3 The New Mathematical Model of P2P Systems: This chapter introduces a unified model that consolidates essential P2P characteristics, organized by overlay parameters, peer characteristics, and resource/service properties.
4 Extending the Mathematical Model to the Application Layer: This chapter applies the model to specific real-world applications including Skype, Joost, and KaZaA, while also analyzing the role of ISPs in P2P networks.
5 P2P System Layers: This chapter presents a standardized six-layer architecture for P2P systems, detailing the inputs, outputs, and functionality inherent to each level of abstraction.
6 Case Study: Modeling the GLOBASE.KOM Overlay: This chapter conducts a deep-dive analysis of the hierarchical GLOBASE.KOM overlay, modeling its tree structure and evaluating operations like lookup and area search.
7 Conclusion: This chapter summarizes the research achievements, confirms the validity of the developed models against simulation data, and suggests pathways for future investigation.
P2P Systems, Mathematical Models, Overlay Networks, Service Capacity, GLOBASE.KOM, Peer Heterogeneity, Application Layer, Network Architecture, Load Balancing, Hierarchical Tree, Simulation, Performance Evaluation, Resource Virtualization, Fault Tolerance, Query Search Time.
The work focuses on creating a comprehensive mathematical framework to model and analyze the performance characteristics of Peer-to-Peer (P2P) systems, bridging the gap between various specialized existing models.
The model covers the full stack of P2P architecture, including the user level, application layer, P2P service layer, key-based routing, overlay network, and physical network layer.
The core objective is to move beyond models that focus on single characteristics and to build an extensive mathematical model that integrates essential properties of P2P systems for better evaluation and analysis.
The research utilizes analytical mathematical modeling to derive system performance metrics, which are subsequently validated by comparing the theoretical results with computer simulations.

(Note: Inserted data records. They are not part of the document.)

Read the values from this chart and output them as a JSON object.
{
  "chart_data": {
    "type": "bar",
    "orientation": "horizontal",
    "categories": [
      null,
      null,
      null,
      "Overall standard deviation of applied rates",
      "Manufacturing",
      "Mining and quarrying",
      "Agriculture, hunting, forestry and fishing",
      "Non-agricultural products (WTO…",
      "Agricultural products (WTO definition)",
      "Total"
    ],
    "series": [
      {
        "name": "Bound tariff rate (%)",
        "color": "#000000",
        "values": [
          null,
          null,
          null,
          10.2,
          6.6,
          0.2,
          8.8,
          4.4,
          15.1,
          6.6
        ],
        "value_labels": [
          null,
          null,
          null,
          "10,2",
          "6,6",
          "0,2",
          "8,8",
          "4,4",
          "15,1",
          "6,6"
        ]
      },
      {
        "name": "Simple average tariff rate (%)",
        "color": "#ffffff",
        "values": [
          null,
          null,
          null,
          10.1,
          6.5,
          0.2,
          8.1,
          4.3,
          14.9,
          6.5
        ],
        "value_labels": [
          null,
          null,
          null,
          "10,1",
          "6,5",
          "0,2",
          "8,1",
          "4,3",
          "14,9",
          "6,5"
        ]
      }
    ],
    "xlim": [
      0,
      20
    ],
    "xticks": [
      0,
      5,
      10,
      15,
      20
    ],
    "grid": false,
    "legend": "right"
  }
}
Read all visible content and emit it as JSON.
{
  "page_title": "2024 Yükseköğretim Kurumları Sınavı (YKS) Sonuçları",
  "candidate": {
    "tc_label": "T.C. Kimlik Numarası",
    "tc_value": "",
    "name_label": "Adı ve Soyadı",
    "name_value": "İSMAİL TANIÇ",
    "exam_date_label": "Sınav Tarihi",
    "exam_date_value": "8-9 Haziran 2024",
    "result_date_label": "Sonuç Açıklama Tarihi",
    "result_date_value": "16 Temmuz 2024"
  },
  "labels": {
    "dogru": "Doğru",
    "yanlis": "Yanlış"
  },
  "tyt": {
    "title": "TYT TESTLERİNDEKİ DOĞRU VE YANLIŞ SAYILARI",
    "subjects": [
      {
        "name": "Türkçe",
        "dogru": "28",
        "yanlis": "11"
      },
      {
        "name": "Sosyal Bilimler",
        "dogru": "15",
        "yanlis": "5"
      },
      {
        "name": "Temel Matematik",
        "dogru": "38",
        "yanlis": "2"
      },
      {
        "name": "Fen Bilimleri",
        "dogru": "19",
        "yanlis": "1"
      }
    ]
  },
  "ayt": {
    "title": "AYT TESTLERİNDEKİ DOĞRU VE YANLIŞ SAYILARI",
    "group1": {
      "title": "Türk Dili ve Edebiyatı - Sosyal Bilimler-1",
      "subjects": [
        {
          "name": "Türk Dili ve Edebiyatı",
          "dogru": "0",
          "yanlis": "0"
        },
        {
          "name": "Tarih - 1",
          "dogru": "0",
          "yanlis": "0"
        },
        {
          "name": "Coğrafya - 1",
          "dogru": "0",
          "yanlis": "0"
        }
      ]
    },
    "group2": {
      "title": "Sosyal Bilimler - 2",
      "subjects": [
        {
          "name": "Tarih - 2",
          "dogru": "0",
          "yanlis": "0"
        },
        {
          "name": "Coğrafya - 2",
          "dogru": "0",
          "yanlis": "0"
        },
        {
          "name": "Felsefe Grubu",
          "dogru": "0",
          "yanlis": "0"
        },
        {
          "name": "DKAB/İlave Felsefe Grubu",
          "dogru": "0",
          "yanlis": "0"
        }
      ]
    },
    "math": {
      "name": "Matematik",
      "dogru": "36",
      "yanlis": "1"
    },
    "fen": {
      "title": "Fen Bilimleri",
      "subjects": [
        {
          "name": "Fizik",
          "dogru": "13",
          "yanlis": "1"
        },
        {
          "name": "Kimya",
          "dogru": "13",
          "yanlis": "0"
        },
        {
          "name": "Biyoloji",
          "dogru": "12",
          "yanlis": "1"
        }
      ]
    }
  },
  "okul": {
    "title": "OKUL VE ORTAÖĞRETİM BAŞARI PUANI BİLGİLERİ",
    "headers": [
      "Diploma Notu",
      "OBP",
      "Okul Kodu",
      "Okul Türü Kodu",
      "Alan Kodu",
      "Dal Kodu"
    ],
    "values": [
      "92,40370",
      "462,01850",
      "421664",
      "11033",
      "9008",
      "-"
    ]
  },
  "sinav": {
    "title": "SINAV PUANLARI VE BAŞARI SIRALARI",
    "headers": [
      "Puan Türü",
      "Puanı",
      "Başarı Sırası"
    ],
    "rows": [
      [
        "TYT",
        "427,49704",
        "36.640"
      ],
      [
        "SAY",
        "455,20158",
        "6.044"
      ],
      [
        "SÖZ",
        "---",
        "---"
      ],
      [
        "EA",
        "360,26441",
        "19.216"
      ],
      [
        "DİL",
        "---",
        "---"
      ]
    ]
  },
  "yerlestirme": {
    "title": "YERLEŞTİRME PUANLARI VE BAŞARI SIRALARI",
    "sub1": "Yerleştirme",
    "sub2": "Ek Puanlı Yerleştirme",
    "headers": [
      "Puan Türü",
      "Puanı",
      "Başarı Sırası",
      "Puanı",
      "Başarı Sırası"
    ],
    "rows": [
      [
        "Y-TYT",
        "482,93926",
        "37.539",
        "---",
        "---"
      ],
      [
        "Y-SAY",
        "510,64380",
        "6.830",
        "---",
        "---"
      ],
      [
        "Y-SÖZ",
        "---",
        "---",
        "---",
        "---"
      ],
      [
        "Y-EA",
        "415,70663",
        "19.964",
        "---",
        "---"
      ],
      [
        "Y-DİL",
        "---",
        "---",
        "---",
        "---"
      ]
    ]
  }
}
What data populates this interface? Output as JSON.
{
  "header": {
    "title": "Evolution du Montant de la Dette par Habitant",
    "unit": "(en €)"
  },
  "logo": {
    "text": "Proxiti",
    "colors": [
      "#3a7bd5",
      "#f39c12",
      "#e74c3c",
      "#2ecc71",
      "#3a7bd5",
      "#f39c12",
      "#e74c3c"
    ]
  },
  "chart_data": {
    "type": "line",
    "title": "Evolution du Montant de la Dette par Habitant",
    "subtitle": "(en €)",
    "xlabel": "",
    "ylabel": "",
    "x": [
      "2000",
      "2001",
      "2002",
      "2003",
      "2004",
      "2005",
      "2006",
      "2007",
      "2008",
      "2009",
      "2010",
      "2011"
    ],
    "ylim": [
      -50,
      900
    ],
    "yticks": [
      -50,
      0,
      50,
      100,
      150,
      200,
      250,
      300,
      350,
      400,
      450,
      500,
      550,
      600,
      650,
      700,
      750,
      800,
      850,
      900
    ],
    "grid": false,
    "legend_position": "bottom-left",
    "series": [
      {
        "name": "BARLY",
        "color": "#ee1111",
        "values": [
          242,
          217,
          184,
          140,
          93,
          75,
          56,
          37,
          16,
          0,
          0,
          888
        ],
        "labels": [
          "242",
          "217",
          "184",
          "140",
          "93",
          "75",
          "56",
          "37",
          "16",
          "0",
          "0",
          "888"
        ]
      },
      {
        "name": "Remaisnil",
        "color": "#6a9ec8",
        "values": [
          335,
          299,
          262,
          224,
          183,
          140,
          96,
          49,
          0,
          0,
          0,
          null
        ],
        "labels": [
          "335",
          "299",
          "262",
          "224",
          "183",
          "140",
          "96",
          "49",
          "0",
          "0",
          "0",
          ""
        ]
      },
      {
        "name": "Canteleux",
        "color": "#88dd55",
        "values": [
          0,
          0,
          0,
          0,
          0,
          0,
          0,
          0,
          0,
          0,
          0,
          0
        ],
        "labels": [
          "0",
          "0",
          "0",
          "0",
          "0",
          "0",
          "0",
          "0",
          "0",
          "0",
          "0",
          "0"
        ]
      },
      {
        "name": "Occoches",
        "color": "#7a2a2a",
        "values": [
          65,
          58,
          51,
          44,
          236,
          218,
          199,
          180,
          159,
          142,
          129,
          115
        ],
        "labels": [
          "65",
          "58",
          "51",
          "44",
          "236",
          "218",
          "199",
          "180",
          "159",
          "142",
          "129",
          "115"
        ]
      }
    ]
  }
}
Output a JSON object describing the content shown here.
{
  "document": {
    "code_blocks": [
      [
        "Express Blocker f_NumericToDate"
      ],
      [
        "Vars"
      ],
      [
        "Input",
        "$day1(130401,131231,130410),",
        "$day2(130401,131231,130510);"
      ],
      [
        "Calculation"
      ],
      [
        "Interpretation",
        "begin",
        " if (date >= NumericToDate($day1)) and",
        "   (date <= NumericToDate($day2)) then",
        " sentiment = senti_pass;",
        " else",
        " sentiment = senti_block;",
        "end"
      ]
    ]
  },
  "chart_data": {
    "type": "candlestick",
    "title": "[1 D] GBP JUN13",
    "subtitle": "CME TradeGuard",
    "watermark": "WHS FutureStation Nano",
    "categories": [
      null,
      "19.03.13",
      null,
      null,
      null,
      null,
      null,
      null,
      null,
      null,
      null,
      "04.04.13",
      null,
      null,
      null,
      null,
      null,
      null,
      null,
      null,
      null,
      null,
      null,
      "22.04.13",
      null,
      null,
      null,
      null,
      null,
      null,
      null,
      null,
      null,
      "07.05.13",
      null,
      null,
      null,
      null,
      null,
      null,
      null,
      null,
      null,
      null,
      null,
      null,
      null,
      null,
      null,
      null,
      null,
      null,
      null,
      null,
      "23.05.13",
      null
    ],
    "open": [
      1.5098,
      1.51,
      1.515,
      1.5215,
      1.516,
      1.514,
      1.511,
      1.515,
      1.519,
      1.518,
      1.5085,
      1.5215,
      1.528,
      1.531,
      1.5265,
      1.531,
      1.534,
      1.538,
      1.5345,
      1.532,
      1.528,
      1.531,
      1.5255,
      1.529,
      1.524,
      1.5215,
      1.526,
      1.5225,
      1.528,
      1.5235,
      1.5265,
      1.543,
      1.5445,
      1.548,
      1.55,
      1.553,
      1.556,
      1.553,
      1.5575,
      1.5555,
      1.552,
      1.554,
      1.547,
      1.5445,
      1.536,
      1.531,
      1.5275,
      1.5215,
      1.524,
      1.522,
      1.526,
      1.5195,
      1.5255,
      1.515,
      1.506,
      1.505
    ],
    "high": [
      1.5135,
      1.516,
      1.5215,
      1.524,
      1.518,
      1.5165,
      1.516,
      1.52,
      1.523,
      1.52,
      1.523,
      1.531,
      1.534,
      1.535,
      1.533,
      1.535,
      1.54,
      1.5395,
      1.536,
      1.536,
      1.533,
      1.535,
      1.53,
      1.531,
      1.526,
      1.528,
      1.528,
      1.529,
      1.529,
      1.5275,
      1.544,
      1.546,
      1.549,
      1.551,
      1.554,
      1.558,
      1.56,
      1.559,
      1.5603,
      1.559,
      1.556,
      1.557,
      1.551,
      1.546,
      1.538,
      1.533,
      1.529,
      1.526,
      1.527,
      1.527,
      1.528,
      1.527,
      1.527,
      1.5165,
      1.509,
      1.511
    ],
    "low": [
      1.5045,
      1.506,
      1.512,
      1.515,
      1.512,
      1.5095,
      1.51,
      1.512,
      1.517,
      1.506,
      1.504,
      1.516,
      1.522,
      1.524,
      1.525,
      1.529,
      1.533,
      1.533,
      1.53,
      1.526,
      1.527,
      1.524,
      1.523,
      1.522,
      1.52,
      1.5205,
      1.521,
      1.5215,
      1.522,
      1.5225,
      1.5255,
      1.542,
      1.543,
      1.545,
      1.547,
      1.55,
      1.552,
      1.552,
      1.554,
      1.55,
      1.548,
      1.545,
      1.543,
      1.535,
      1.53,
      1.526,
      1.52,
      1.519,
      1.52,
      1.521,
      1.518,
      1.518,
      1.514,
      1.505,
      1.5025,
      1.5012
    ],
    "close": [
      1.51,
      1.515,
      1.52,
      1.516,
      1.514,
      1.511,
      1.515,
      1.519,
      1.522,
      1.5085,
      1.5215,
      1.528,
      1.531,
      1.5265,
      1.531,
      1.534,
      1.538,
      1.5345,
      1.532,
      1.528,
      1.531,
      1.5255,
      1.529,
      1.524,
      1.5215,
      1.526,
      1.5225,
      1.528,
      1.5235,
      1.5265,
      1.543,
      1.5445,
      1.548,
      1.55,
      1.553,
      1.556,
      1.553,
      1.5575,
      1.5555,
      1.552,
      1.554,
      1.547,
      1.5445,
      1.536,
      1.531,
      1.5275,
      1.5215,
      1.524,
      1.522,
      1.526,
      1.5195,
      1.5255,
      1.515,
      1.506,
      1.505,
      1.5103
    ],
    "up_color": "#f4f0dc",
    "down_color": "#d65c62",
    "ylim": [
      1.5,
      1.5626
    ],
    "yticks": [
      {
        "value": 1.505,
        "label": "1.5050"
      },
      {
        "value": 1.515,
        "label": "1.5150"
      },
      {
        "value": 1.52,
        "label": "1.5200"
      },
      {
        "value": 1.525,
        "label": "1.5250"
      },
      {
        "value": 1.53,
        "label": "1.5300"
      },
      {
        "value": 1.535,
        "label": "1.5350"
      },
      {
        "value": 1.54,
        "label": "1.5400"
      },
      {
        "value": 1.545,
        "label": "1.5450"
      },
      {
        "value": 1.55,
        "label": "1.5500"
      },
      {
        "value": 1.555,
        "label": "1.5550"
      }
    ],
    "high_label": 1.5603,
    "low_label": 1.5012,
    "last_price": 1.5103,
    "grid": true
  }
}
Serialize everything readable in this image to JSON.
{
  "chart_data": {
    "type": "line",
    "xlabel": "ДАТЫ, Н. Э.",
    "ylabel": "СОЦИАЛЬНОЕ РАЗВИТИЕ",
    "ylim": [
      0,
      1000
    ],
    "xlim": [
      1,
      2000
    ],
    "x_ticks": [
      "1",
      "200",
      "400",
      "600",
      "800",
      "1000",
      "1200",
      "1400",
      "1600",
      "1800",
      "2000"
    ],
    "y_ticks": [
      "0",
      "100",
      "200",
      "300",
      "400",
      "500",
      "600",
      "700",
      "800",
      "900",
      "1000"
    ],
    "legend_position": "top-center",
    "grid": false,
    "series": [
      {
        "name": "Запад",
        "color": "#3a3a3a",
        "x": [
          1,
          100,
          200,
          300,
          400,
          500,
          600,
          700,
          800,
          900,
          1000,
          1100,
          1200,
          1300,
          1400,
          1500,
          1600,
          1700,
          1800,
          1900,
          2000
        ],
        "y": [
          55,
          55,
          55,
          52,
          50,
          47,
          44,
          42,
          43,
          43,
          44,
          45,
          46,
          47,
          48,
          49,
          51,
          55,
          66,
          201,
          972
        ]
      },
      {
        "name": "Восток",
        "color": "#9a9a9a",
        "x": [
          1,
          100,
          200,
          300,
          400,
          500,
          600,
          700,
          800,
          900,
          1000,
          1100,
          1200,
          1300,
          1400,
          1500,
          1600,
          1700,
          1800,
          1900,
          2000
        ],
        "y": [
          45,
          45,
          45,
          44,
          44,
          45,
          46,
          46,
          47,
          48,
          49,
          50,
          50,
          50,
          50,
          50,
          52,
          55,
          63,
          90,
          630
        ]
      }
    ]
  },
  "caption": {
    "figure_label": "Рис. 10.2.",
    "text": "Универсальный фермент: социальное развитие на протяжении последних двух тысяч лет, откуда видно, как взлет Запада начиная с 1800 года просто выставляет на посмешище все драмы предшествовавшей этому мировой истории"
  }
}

The case study focuses on GLOBASE.KOM, a hierarchical, tree-based P2P overlay specifically designed for efficient, location-based searches.
Unlike most existing models that concentrate on very specific parameters, this work provides a holistic view by considering dependencies across different functional layers and introducing interconnections to mitigate the limitations of standard tree-based structures.
Peer churn is addressed by introducing specific notations for average arrival and departure rates, as well as incorporating failure detection mechanisms like keep-alive messages within the GLOBASE.KOM overlay model.
Peer heterogeneity is a central theme; the model categorizes peers into classes based on their upload capacities and processing power, using this to optimize load balancing and search efficiency.